The Controversy of Maintenance Meds
Despite the growing use of medication, not everyone is on board. Some see it as a Band-Aid that prevents a substance user from learning the skills they need for long-term success. Others see it as simply replacing one drug for another. But increasingly, such drugs are being seen as an aid to recovery rather than as a challenge to abstinence. In 2012, the well-known treatment network Hazelden, which has long championed abstinence, shocked the addiction treatment world by announcing it would allow the use of maintenance drugs such as buprenorphine, a move prompted by the national epidemic of prescription painkiller and heroin deaths. Hazelden made clear, however, that following a 12-step lifestyle and abstinence ultimately remain their goals.
There’s also the BRENDA model, which provides a simple framework by which treatment providers can combine the power of medication with psychosocial support, such as is found in 12-step meetings. The BRENDA acronym corresponds to six components: a biopsychosocial evaluation, a report of findings from the evaluation given to the patient, empathy, addressing patient needs, providing direct advice and assessing patient reaction to advice and adjusting the treatment plan as needed.
Even within 12-step groups such as AA, the policy is “not to play doctor and tell other people what to do about any medications they may be on,” according to Humphreys. How this plays out, however, can depend upon the makeup of an individual AA group, observes Laura H., who has been an active AA member for close to 20 years. “It seems to be generational,” she says. “Some of the old-timers don’t like the idea of anyone using medication. But most of the younger people don’t seem bothered by it. The sentiment usually is, whatever helps.”

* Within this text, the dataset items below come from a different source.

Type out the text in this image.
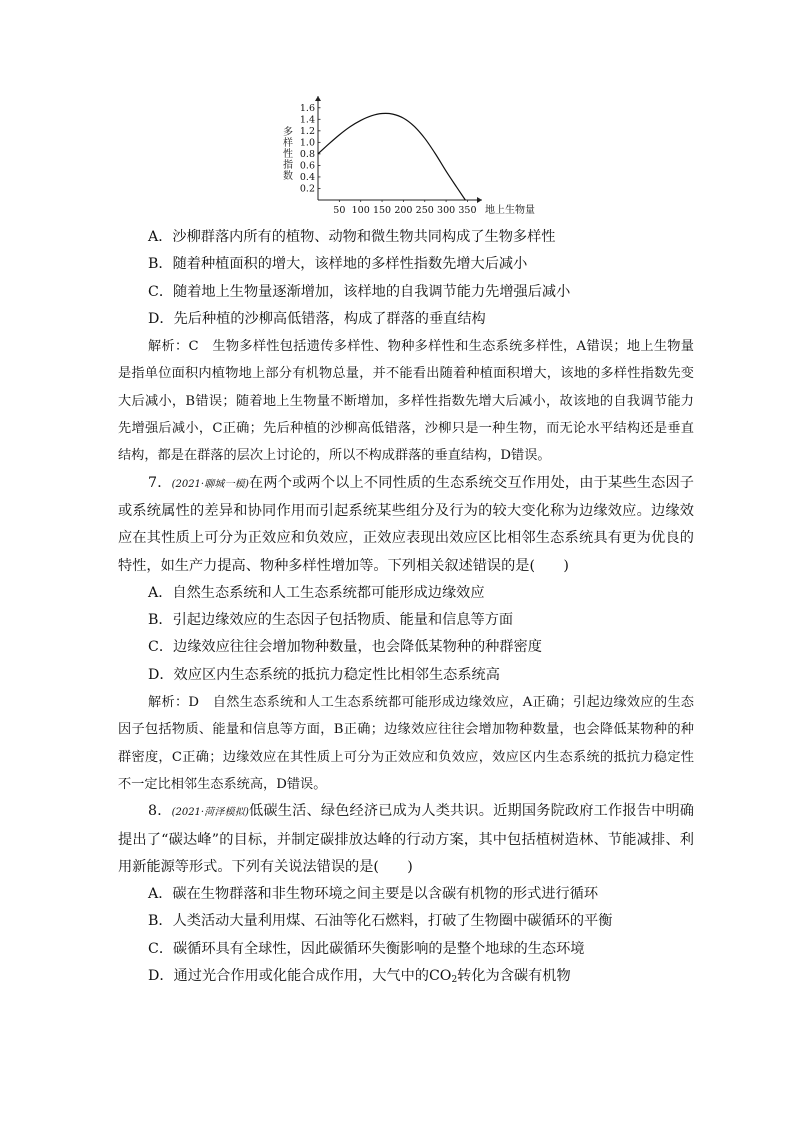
50 100 150 200 250 300 350
0.2
0.4
0.6
0.8
1.0
1.2
1.4
1.6
地上生物量
多样性指数

A．沙柳群落内所有的植物、动物和微生物共同构成了生物多样性

B．随着种植面积的增大，该样地的多样性指数先增大后减小

C．随着地上生物量逐渐增加，该样地的自我调节能力先增强后减小

D．先后种植的沙柳高低错落，构成了群落的垂直结构

解析：C　生物多样性包括遗传多样性、物种多样性和生态系统多样性，A错误；地上生物量是指单位面积内植物地上部分有机物总量，并不能看出随着种植面积增大，该地的多样性指数先变大后减小，B错误；随着地上生物量不断增加，多样性指数先增大后减小，故该地的自我调节能力先增强后减小，C正确；先后种植的沙柳高低错落，沙柳只是一种生物，而无论水平结构还是垂直结构，都是在群落的层次上讨论的，所以不构成群落的垂直结构，D错误。

7．(2021·聊城一模)在两个或两个以上不同性质的生态系统交互作用处，由于某些生态因子或系统属性的差异和协同作用而引起系统某些组分及行为的较大变化称为边缘效应。边缘效应在其性质上可分为正效应和负效应，正效应表现出效应区比相邻生态系统具有更为优良的特性，如生产力提高、物种多样性增加等。下列相关叙述错误的是(　　)

A．自然生态系统和人工生态系统都可能形成边缘效应

B．引起边缘效应的生态因子包括物质、能量和信息等方面

C．边缘效应往往会增加物种数量，也会降低某物种的种群密度

D．效应区内生态系统的抵抗力稳定性比相邻生态系统高

解析：D　自然生态系统和人工生态系统都可能形成边缘效应，A正确；引起边缘效应的生态因子包括物质、能量和信息等方面，B正确；边缘效应往往会增加物种数量，也会降低某物种的种群密度，C正确；边缘效应在其性质上可分为正效应和负效应，效应区内生态系统的抵抗力稳定性不一定比相邻生态系统高，D错误。

8．(2021·菏泽模拟)低碳生活、绿色经济已成为人类共识。近期国务院政府工作报告中明确提出了“碳达峰”的目标，并制定碳排放达峰的行动方案，其中包括植树造林、节能减排、利用新能源等形式。下列有关说法错误的是(　　)

A．碳在生物群落和非生物环境之间主要是以含碳有机物的形式进行循环

B．人类活动大量利用煤、石油等化石燃料，打破了生物圈中碳循环的平衡

C．碳循环具有全球性，因此碳循环失衡影响的是整个地球的生态环境

D．通过光合作用或化能合成作用，大气中的$CO_2$转化为含碳有机物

Even with the options available today and the growing acceptance of a variety of paths to recovery, there is little dispute that total abstinence remains the safest course. Research shows it’s strongly associated with good results in the long-term. The problem is, expecting everyone who wants to get better to be willing or able to commit to abstinence just isn’t realistic, Moderation Management’s Kern says. “Would it be better if no one drank? Absolutely. If we tell everybody to not drink, will they listen? No.” By being flexible about what constitutes recovery and seeing people as individuals with different degrees of need, those who are struggling are more likely to try to change their lives, he believes. “I think we are helping people come out of hiding and get into treatment — whatever form it may take — a lot sooner instead of waiting until they are 50 or 60 years old and their liver is going out.”
Stanford’s Keith Humphreys agrees that a more inclusive view of what constitutes successful recovery for those struggling with drugs or alcohol pays off. “There is a risk in broadening any term that it can become meaningless,” he says. “But in general, the broadening of recovery [beyond abstinence] has been positive and has built community … Millions of people are in recovery, therefore there is hope for everyone facing addiction.”